The association of menopausal hormone levels with progression-related biomarkers in multiple sclerosis

Background: Multiple sclerosis (MS) progression coincides temporally with menopause. However, it remains unclear whether the changes in disease course are related to the changes in reproductive hormone concentrations. We assessed the association of menopausal hormonal levels with progression-related biomarkers of MS and evaluated the changes in serum neurofilament light chain (sNfL) and glial fibrillary acidic protein (sGFAP) levels during menopausal hormone therapy (MHT) in a prospective baseline-controlled design.

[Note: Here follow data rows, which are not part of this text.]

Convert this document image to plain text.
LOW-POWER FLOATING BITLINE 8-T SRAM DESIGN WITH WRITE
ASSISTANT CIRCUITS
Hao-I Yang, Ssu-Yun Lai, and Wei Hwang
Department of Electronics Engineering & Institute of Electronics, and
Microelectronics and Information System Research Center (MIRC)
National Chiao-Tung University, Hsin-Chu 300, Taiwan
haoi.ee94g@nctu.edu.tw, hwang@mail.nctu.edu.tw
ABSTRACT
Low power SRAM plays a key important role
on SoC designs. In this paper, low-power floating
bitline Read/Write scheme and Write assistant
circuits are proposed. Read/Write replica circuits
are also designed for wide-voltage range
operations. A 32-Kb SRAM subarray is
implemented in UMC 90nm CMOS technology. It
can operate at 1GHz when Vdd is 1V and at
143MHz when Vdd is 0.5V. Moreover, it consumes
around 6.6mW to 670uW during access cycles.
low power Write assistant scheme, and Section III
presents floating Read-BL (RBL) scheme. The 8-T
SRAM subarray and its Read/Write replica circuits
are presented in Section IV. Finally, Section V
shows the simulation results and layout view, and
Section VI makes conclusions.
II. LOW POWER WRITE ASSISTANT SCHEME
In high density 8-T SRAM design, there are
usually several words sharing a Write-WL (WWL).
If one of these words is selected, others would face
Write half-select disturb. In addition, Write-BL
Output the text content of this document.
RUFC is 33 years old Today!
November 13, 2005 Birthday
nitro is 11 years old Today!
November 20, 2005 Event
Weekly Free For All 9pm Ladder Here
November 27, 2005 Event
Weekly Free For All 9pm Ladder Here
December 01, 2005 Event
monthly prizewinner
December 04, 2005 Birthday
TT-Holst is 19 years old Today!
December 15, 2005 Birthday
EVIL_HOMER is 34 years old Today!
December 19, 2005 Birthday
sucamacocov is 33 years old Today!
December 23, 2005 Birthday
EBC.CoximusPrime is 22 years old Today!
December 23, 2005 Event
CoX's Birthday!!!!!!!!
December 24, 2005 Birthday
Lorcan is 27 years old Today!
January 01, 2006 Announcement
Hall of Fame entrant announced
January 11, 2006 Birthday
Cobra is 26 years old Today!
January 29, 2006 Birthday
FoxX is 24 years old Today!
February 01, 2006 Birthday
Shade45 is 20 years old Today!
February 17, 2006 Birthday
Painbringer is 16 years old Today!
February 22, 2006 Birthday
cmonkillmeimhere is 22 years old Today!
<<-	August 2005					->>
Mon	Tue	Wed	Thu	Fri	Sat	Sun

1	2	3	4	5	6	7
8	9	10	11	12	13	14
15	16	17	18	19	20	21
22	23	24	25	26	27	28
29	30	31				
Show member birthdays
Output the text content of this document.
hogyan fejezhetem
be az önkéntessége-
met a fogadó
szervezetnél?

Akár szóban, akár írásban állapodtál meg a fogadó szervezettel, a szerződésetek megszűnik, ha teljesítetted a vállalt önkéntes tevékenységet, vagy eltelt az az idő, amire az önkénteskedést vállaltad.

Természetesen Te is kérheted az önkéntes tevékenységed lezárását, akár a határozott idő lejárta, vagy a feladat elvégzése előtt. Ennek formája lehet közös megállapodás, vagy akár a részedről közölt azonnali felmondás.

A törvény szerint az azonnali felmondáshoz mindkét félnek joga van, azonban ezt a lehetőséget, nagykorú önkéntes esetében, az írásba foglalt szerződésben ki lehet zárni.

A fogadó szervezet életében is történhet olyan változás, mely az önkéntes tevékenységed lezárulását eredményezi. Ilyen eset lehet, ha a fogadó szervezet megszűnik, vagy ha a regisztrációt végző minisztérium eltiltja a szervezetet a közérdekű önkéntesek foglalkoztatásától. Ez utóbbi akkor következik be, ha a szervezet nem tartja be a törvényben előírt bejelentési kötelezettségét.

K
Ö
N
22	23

Methods: The baseline serum estradiol, follicle stimulating hormone, and luteinizing hormone levels were measured from menopausal women with MS (n = 16) and healthy controls (HC, n = 15). SNfL and sGFAP were measured by single-molecule array. The associations of hormone levels with sNfL and sGFAP, and with Expanded Disability Status Scale (EDSS) and lesion load and whole brain volumes (WBV) in MRI were analyzed with Spearman's rank correlation and age-adjusted linear regression model. Changes in sNfL and sGFAP during oneyear treatment with estradiol hemihydrate combined with cyclic dydrogesterone were assessed with Wilcoxon Signed Ranks Test. Results: In MS group, baseline estradiol had a positive correlation with WBV in MRI and an inverse correlation with lesion load, sNfL and sGFAP, but no correlation with EDSS. The associations of low estradiol with high sGFAP and low WBV were independent of age. During MHT, there was no significant change in sNfL and sGFAP levels in MS group while in HC, sGFAP slightly decreased at three months but returned to baseline at 12 months. Conclusion: Our preliminary findings suggest that low estradiol in menopausal women with MS has an ageindependent association with more pronounced brain atrophy and higher sGFAP and thus advanced astrogliosis which could partially explain the more rapid progression of MS after menopause. One year of MHT did not alter the sGFAP or sNfL levels in women with MS.